[python-committers] [Python-Dev] 3.7.2rc1 and 3.6.8rc1 cutoffs ahead, last 3.6.x bugfix release!
Petr Viktorin
encukou at gmail.com
Sat Dec 29 08:09:18 EST 2018
On 12/23/18 2:08 AM, Nick Coghlan wrote:
> On Thu., 20 Dec. 2018, 3:46 am Brett Cannon <brett at python.org
> <mailto:brett at python.org> wrote:
>
>
> On Wed, 19 Dec 2018 at 06:01, Victor Stinner <vstinner at redhat.com
> <mailto:vstinner at redhat.com>> wrote:
>
>
> For example, supporting a version means to
> have a working CI (Travis CI, AppVeyor, VSTS, buildbots). I would
> suggest to only support a very few platforms for the LTS. I
> propose to
> restrict to Linux. It doesn't mean to break other platforms on
> purpose, just to restrict CI to the bare minimum. If Microsoft is
> interested, we can also support Windows as well.
>
>
> But that doesn't help someone like me who isn't working on Linux, so
> it's still work to support just Linux compared to Windows or macOS.

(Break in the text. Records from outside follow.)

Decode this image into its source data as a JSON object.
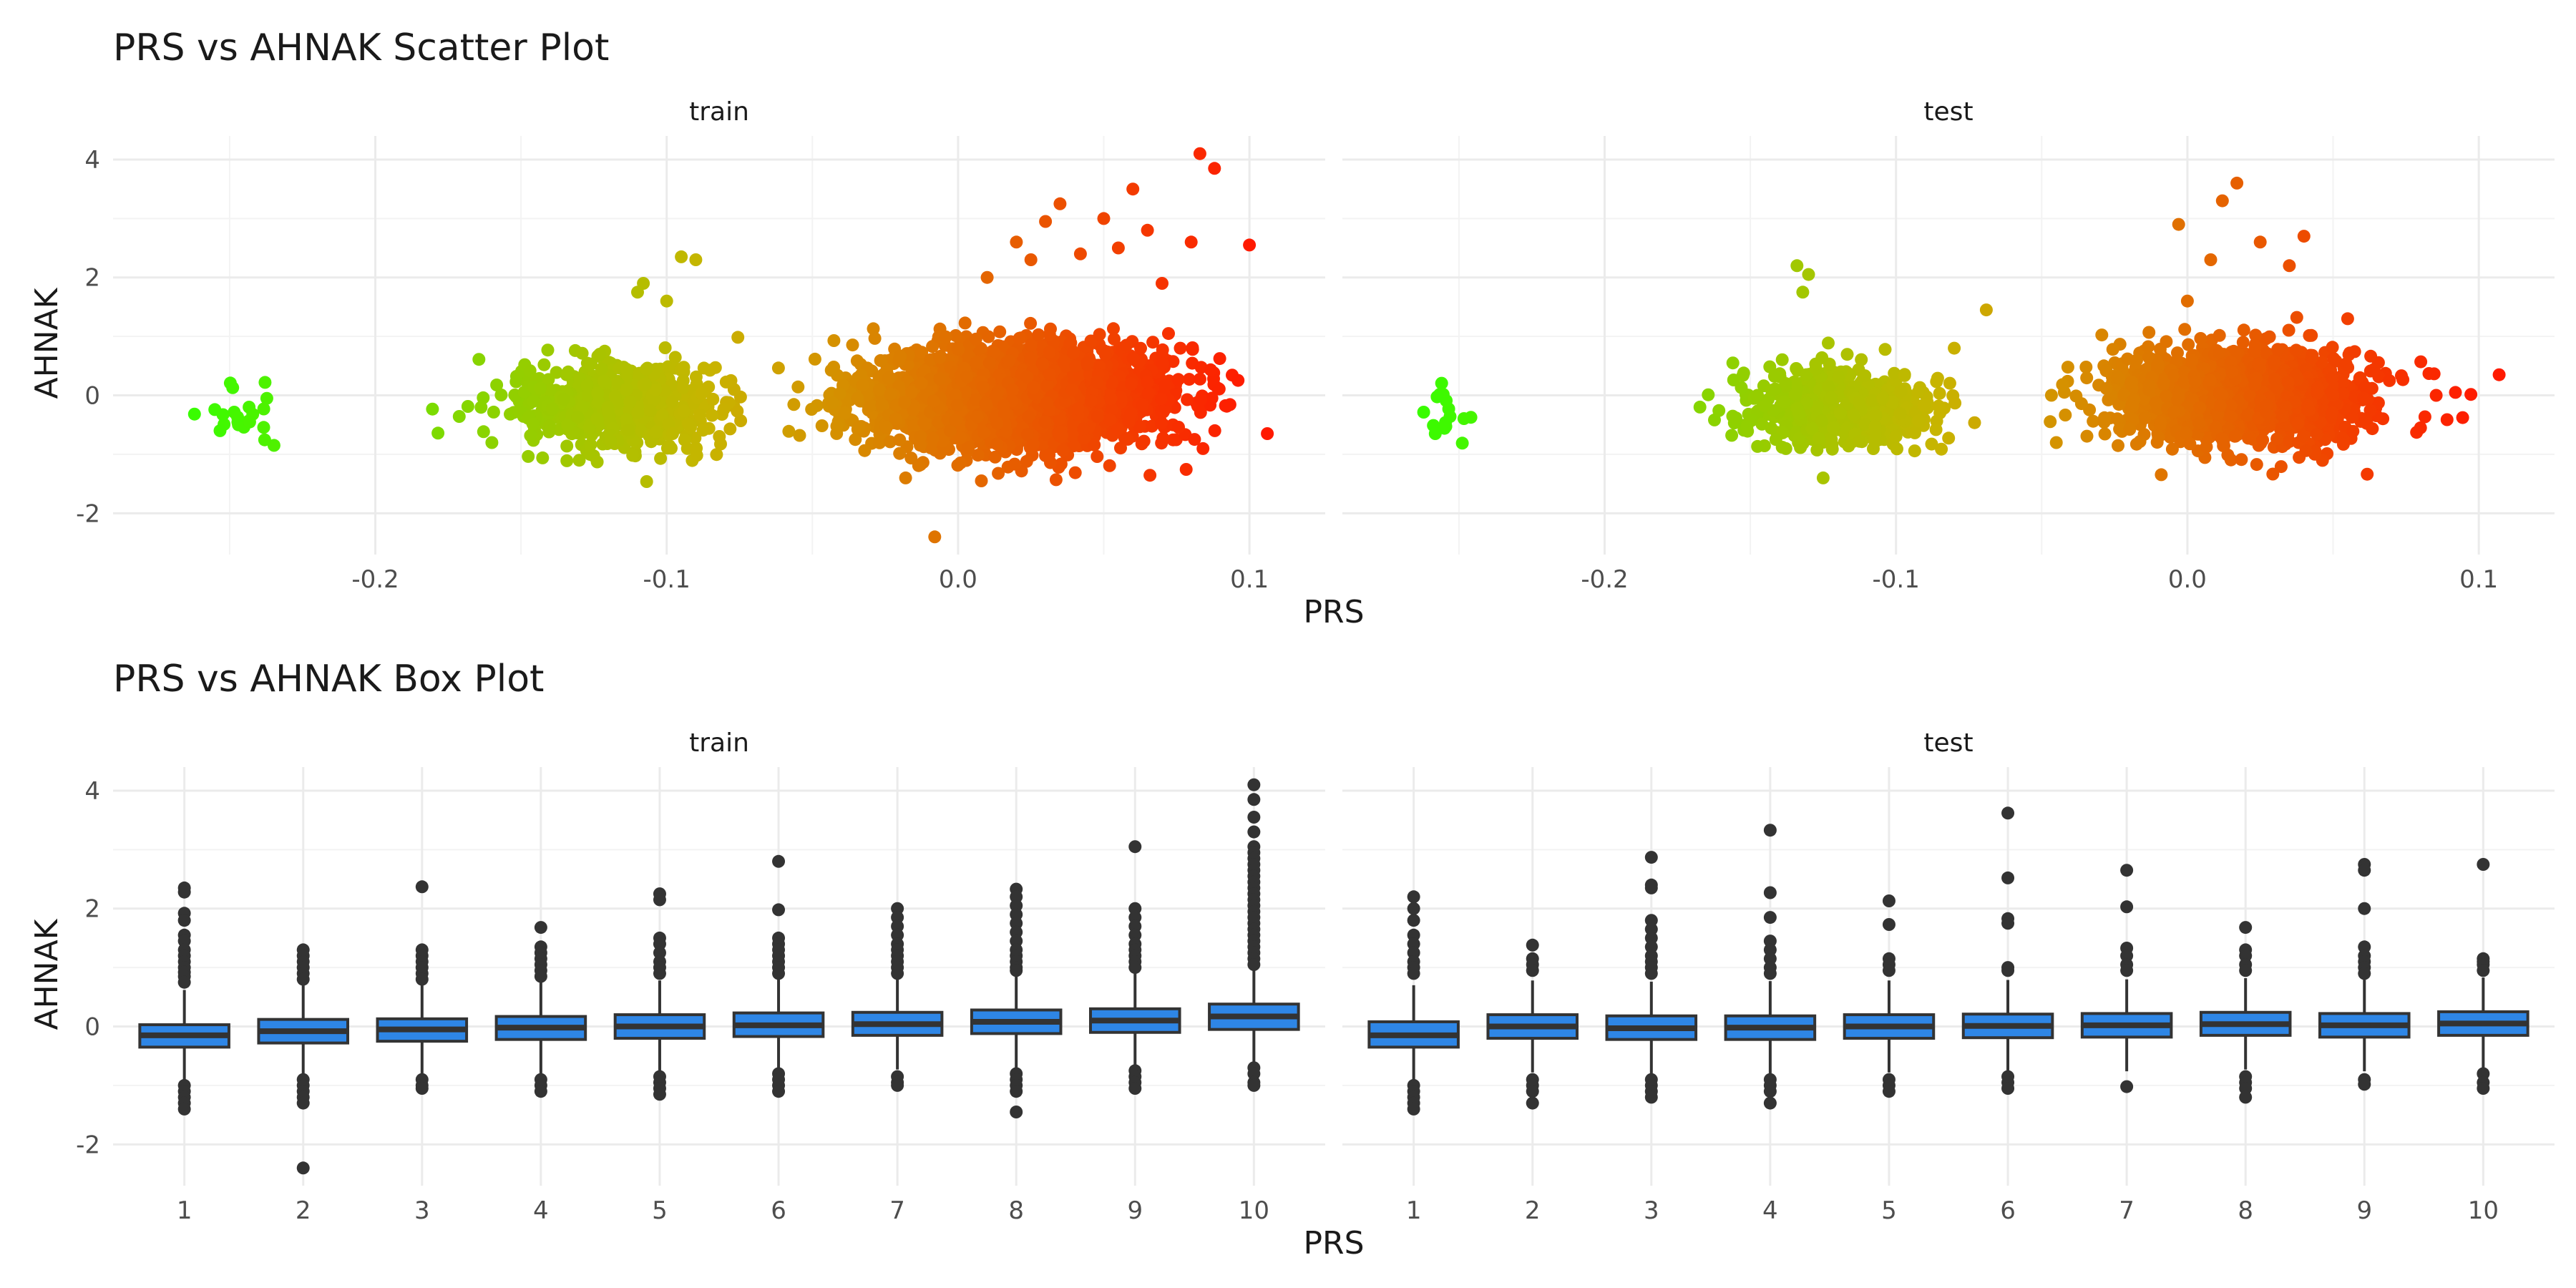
{
  "chart_data": [
    {
      "type": "scatter",
      "title": "PRS vs AHNAK Scatter Plot",
      "xlabel": "PRS",
      "ylabel": "AHNAK",
      "facets": [
        "train",
        "test"
      ],
      "xlim": [
        -0.29,
        0.126
      ],
      "ylim": [
        -2.7,
        4.4
      ],
      "x_ticks": [
        -0.2,
        -0.1,
        0.0,
        0.1
      ],
      "x_tick_labels": [
        "-0.2",
        "-0.1",
        "0.0",
        "0.1"
      ],
      "y_ticks": [
        -2,
        0,
        2,
        4
      ],
      "y_tick_labels": [
        "-2",
        "0",
        "2",
        "4"
      ],
      "color_scale": {
        "low": "#33ff00",
        "mid": "#c8b400",
        "high": "#ff1a00",
        "domain": [
          -0.27,
          0.1
        ]
      },
      "grid": true,
      "legend": "none",
      "panels": [
        {
          "facet": "train",
          "clusters": [
            {
              "x_center": -0.245,
              "x_spread": 0.008,
              "y_center": -0.25,
              "y_spread": 0.3,
              "n": 22
            },
            {
              "x_center": -0.118,
              "x_spread": 0.018,
              "y_center": -0.2,
              "y_spread": 0.35,
              "n": 700
            },
            {
              "x_center": 0.02,
              "x_spread": 0.025,
              "y_center": 0.0,
              "y_spread": 0.42,
              "n": 2600
            }
          ],
          "outliers": [
            [
              0.083,
              4.1
            ],
            [
              0.088,
              3.85
            ],
            [
              0.1,
              2.55
            ],
            [
              0.06,
              3.5
            ],
            [
              0.035,
              3.25
            ],
            [
              0.05,
              3.0
            ],
            [
              0.03,
              2.95
            ],
            [
              0.065,
              2.8
            ],
            [
              0.08,
              2.6
            ],
            [
              0.055,
              2.5
            ],
            [
              -0.095,
              2.35
            ],
            [
              -0.09,
              2.3
            ],
            [
              -0.108,
              1.9
            ],
            [
              -0.11,
              1.75
            ],
            [
              -0.1,
              1.6
            ],
            [
              0.025,
              2.3
            ],
            [
              0.01,
              2.0
            ],
            [
              -0.008,
              -2.4
            ],
            [
              0.008,
              -1.45
            ],
            [
              -0.018,
              -1.4
            ],
            [
              -0.16,
              -0.8
            ],
            [
              -0.13,
              -1.1
            ],
            [
              0.02,
              2.6
            ],
            [
              0.042,
              2.4
            ],
            [
              0.07,
              1.9
            ]
          ]
        },
        {
          "facet": "test",
          "clusters": [
            {
              "x_center": -0.253,
              "x_spread": 0.007,
              "y_center": -0.4,
              "y_spread": 0.25,
              "n": 16
            },
            {
              "x_center": -0.12,
              "x_spread": 0.017,
              "y_center": -0.2,
              "y_spread": 0.33,
              "n": 520
            },
            {
              "x_center": 0.017,
              "x_spread": 0.022,
              "y_center": 0.0,
              "y_spread": 0.38,
              "n": 1500
            }
          ],
          "outliers": [
            [
              -0.134,
              2.2
            ],
            [
              -0.13,
              2.05
            ],
            [
              -0.132,
              1.75
            ],
            [
              -0.069,
              1.45
            ],
            [
              0.017,
              3.6
            ],
            [
              0.012,
              3.3
            ],
            [
              -0.003,
              2.9
            ],
            [
              0.04,
              2.7
            ],
            [
              0.025,
              2.6
            ],
            [
              0.008,
              2.3
            ],
            [
              0.107,
              0.35
            ],
            [
              0.092,
              0.05
            ],
            [
              0.08,
              -0.55
            ],
            [
              -0.045,
              -0.8
            ],
            [
              -0.125,
              -1.4
            ],
            [
              0.035,
              2.2
            ],
            [
              0.0,
              1.6
            ],
            [
              -0.156,
              0.55
            ],
            [
              0.055,
              1.3
            ],
            [
              -0.08,
              0.8
            ]
          ]
        }
      ]
    },
    {
      "type": "box",
      "title": "PRS vs AHNAK Box Plot",
      "xlabel": "PRS",
      "ylabel": "AHNAK",
      "facets": [
        "train",
        "test"
      ],
      "categories": [
        "1",
        "2",
        "3",
        "4",
        "5",
        "6",
        "7",
        "8",
        "9",
        "10"
      ],
      "ylim": [
        -2.7,
        4.4
      ],
      "y_ticks": [
        -2,
        0,
        2,
        4
      ],
      "y_tick_labels": [
        "-2",
        "0",
        "2",
        "4"
      ],
      "box_fill": "#2e86e6",
      "box_stroke": "#333333",
      "outlier_color": "#333333",
      "grid": true,
      "legend": "none",
      "panels": [
        {
          "facet": "train",
          "boxes": [
            {
              "category": "1",
              "q1": -0.35,
              "median": -0.15,
              "q3": 0.03,
              "whisker_low": -0.95,
              "whisker_high": 0.62,
              "outliers": [
                2.35,
                2.28,
                1.92,
                1.8,
                1.55,
                1.45,
                1.3,
                1.2,
                1.1,
                1.0,
                0.92,
                0.85,
                0.75,
                -1.0,
                -1.1,
                -1.2,
                -1.3,
                -1.4
              ]
            },
            {
              "category": "2",
              "q1": -0.28,
              "median": -0.08,
              "q3": 0.12,
              "whisker_low": -0.85,
              "whisker_high": 0.72,
              "outliers": [
                1.3,
                1.2,
                1.1,
                1.0,
                0.9,
                0.8,
                -0.9,
                -1.0,
                -1.1,
                -1.2,
                -1.3,
                -2.4
              ]
            },
            {
              "category": "3",
              "q1": -0.25,
              "median": -0.05,
              "q3": 0.13,
              "whisker_low": -0.82,
              "whisker_high": 0.72,
              "outliers": [
                2.37,
                1.3,
                1.2,
                1.1,
                1.0,
                0.9,
                0.8,
                -0.9,
                -1.0,
                -1.05
              ]
            },
            {
              "category": "4",
              "q1": -0.22,
              "median": -0.02,
              "q3": 0.17,
              "whisker_low": -0.8,
              "whisker_high": 0.75,
              "outliers": [
                1.68,
                1.35,
                1.25,
                1.15,
                1.05,
                0.95,
                0.85,
                -0.9,
                -1.0,
                -1.1
              ]
            },
            {
              "category": "5",
              "q1": -0.2,
              "median": 0.0,
              "q3": 0.2,
              "whisker_low": -0.78,
              "whisker_high": 0.78,
              "outliers": [
                2.25,
                2.15,
                1.5,
                1.4,
                1.25,
                1.1,
                1.0,
                0.9,
                -0.85,
                -0.95,
                -1.05,
                -1.15
              ]
            },
            {
              "category": "6",
              "q1": -0.17,
              "median": 0.02,
              "q3": 0.23,
              "whisker_low": -0.75,
              "whisker_high": 0.8,
              "outliers": [
                2.8,
                1.98,
                1.5,
                1.4,
                1.3,
                1.2,
                1.1,
                1.0,
                0.9,
                -0.8,
                -0.9,
                -1.0,
                -1.1
              ]
            },
            {
              "category": "7",
              "q1": -0.15,
              "median": 0.04,
              "q3": 0.24,
              "whisker_low": -0.73,
              "whisker_high": 0.82,
              "outliers": [
                2.0,
                1.85,
                1.7,
                1.55,
                1.4,
                1.3,
                1.2,
                1.1,
                1.0,
                0.9,
                -0.85,
                -0.95,
                -1.0
              ]
            },
            {
              "category": "8",
              "q1": -0.12,
              "median": 0.08,
              "q3": 0.28,
              "whisker_low": -0.7,
              "whisker_high": 0.86,
              "outliers": [
                2.33,
                2.2,
                2.05,
                1.9,
                1.75,
                1.6,
                1.45,
                1.3,
                1.2,
                1.1,
                1.0,
                0.95,
                -0.8,
                -0.9,
                -1.0,
                -1.1,
                -1.45
              ]
            },
            {
              "category": "9",
              "q1": -0.1,
              "median": 0.1,
              "q3": 0.3,
              "whisker_low": -0.68,
              "whisker_high": 0.9,
              "outliers": [
                3.05,
                2.0,
                1.85,
                1.7,
                1.55,
                1.4,
                1.3,
                1.2,
                1.1,
                1.0,
                -0.75,
                -0.85,
                -0.95,
                -1.05
              ]
            },
            {
              "category": "10",
              "q1": -0.05,
              "median": 0.17,
              "q3": 0.38,
              "whisker_low": -0.6,
              "whisker_high": 1.0,
              "outliers": [
                4.1,
                3.85,
                3.55,
                3.3,
                3.05,
                2.95,
                2.85,
                2.75,
                2.65,
                2.55,
                2.45,
                2.35,
                2.25,
                2.15,
                2.05,
                1.95,
                1.85,
                1.75,
                1.65,
                1.55,
                1.45,
                1.35,
                1.25,
                1.15,
                1.05,
                -0.7,
                -0.8,
                -0.95,
                -1.0
              ]
            }
          ]
        },
        {
          "facet": "test",
          "boxes": [
            {
              "category": "1",
              "q1": -0.35,
              "median": -0.15,
              "q3": 0.08,
              "whisker_low": -0.95,
              "whisker_high": 0.7,
              "outliers": [
                2.2,
                2.0,
                1.8,
                1.55,
                1.4,
                1.25,
                1.1,
                1.0,
                0.9,
                -1.0,
                -1.1,
                -1.2,
                -1.3,
                -1.4
              ]
            },
            {
              "category": "2",
              "q1": -0.2,
              "median": 0.0,
              "q3": 0.2,
              "whisker_low": -0.78,
              "whisker_high": 0.78,
              "outliers": [
                1.38,
                1.15,
                1.05,
                0.95,
                -0.9,
                -1.0,
                -1.1,
                -1.3
              ]
            },
            {
              "category": "3",
              "q1": -0.22,
              "median": -0.03,
              "q3": 0.18,
              "whisker_low": -0.8,
              "whisker_high": 0.76,
              "outliers": [
                2.87,
                2.4,
                2.35,
                1.8,
                1.65,
                1.5,
                1.35,
                1.2,
                1.1,
                1.0,
                0.9,
                -0.9,
                -1.0,
                -1.1,
                -1.2
              ]
            },
            {
              "category": "4",
              "q1": -0.22,
              "median": -0.02,
              "q3": 0.18,
              "whisker_low": -0.8,
              "whisker_high": 0.77,
              "outliers": [
                3.33,
                2.27,
                1.85,
                1.45,
                1.3,
                1.15,
                1.0,
                0.9,
                -0.9,
                -1.0,
                -1.1,
                -1.3
              ]
            },
            {
              "category": "5",
              "q1": -0.2,
              "median": 0.0,
              "q3": 0.2,
              "whisker_low": -0.78,
              "whisker_high": 0.78,
              "outliers": [
                2.13,
                1.73,
                1.15,
                1.05,
                0.95,
                -0.9,
                -1.0,
                -1.1
              ]
            },
            {
              "category": "6",
              "q1": -0.19,
              "median": 0.01,
              "q3": 0.21,
              "whisker_low": -0.77,
              "whisker_high": 0.79,
              "outliers": [
                3.62,
                2.52,
                1.83,
                1.75,
                1.0,
                0.95,
                -0.85,
                -0.95,
                -1.05
              ]
            },
            {
              "category": "7",
              "q1": -0.18,
              "median": 0.02,
              "q3": 0.22,
              "whisker_low": -0.76,
              "whisker_high": 0.8,
              "outliers": [
                2.65,
                2.03,
                1.33,
                1.2,
                1.05,
                0.95,
                -1.02
              ]
            },
            {
              "category": "8",
              "q1": -0.15,
              "median": 0.04,
              "q3": 0.24,
              "whisker_low": -0.73,
              "whisker_high": 0.82,
              "outliers": [
                1.68,
                1.3,
                1.2,
                1.05,
                0.95,
                -0.85,
                -0.95,
                -1.05,
                -1.2
              ]
            },
            {
              "category": "9",
              "q1": -0.18,
              "median": 0.02,
              "q3": 0.22,
              "whisker_low": -0.76,
              "whisker_high": 0.8,
              "outliers": [
                2.75,
                2.65,
                2.0,
                1.35,
                1.2,
                1.1,
                1.0,
                0.9,
                -0.9,
                -0.98
              ]
            },
            {
              "category": "10",
              "q1": -0.15,
              "median": 0.05,
              "q3": 0.25,
              "whisker_low": -0.73,
              "whisker_high": 0.83,
              "outliers": [
                2.75,
                1.15,
                1.1,
                1.05,
                0.95,
                -0.8,
                -0.95,
                -1.05
              ]
            }
          ]
        }
      ]
    }
  ]
}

> Plus supporting just Linux in CI and such is still not free either.
>
>
> RHEL 7 is based on Python 2.7.5 which has been released in 2013 (5
> years ago) and there are 150 patches on top of it: it means that
> around 30 patches are added per year. I would suggest to have a very
> strict policy on which changes are backported into 3.6: only the
> most
> critical bugfixes, but all security fixes obviously.
>
> If we extend Python 3.6 lifetime, do we need a new release manager
> when the initial lifetime (usually 5 years) ends? Benjamin Peterson
> accepted to be the Python 2.7 release manager for 10 years
> (instead of
> 5 years initially). We could ask Ned Deily about Python 3.6 LTS
> :-) We
> would need a group of people reviewing individual 3.6 pull
> requests to
> decide to pick them or not. I would volunteer to review these
> PRs and
> merge them.
>
> The idea isn't new, Nick Coghlan proposed a "ELPython" last year:
>
> https://github.com/elpython/elpython-meta
>
>
> Was that when
>
>
> If the unfinished question there is "... when Nick was still working for
> Red Hat?", then yeah, it was.
>
> I knew RHEL 8 was coming with Py3.6 as the system Python, and wanted a
> way to avoid the anchoring effects that Alex Gaynor and I talked about a
> few years back in
> https://alexgaynor.net/2015/mar/30/red-hat-open-source-community/ and
> https://www.curiousefficiency.org/posts/2015/04/stop-supporting-python26.html
>
> I still think ELPython is a good idea, as it should solve a bunch of the
> problems that Alex raised on the community side, while also helping
> commercial distributors (including Red Hat) provide the explicitly in
> demand commercial service of compatible *feature* backports to LTS
> releases (go look at the system Python 2.6 install in RHEL 6, for
> example - it includes a number of 2.7 features, such as
> collections.OrderedDict).
>
> Red Hat's provided that service for years for their Linux kernels, and
> it's one of the capabilities that their customers most value.
>
> The community benefit of allowing such backports to take place in a
> cross-vendor collaborative project is that it would allow popular
> backwards compatible features to be adopted by library authors more
> quickly, as they'd have the option of switching to relying on the EL
> variant of a release for a feature they wanted, rather than having to
> drop that release stream entirely.
>
> However, I also deliberately designed the proposal to make it clear it
> was only going to happen as a *paid* activity, with a bright line for
> contributions where the only reason for a volunteer to take their change
> across that line would be because they wanted the new behaviour in the
> EL version themselves.
>
> Thus the notion of a separate GitHub org, source-only releases,
> different runtime identification metadata, etc.
>
> Actually pursuing that project would still need a PEP to spell out the
> relationship between CPython and the ELPython derivative, though.
>
> Pursuing the project would also need credible commitments from
> redistributors to actually adopt the variant - the technical design in
> the README is explicitly constructed so it would work as a drop-in
> replacement for the RHEL 8 system Python, but at the time I left RH,
> Petr Viktorin and I didn't have agreement from management yet that that
> was a path the company wanted to go down (and it was only recently, when
> the RHEL 8 public beta dropped, that we gained the ability to discuss
> the commercial motivation for the idea with the upstream community).
(with my RH hat on; despite my personal address:)
If anyone wants to collaborate, I'd be happy go push the EL Python idea
further. But, so far, we haven't found other organizations that would
want to join the effort. (BTW, I think Victor asking CPython devs
themselves was a very long shot, but at least it confirmed that the
answer is "no".)
So it looks like we'll keep the status quo – Red Hat's patches to 3.6
will be available in Red Hat & CentOS repos.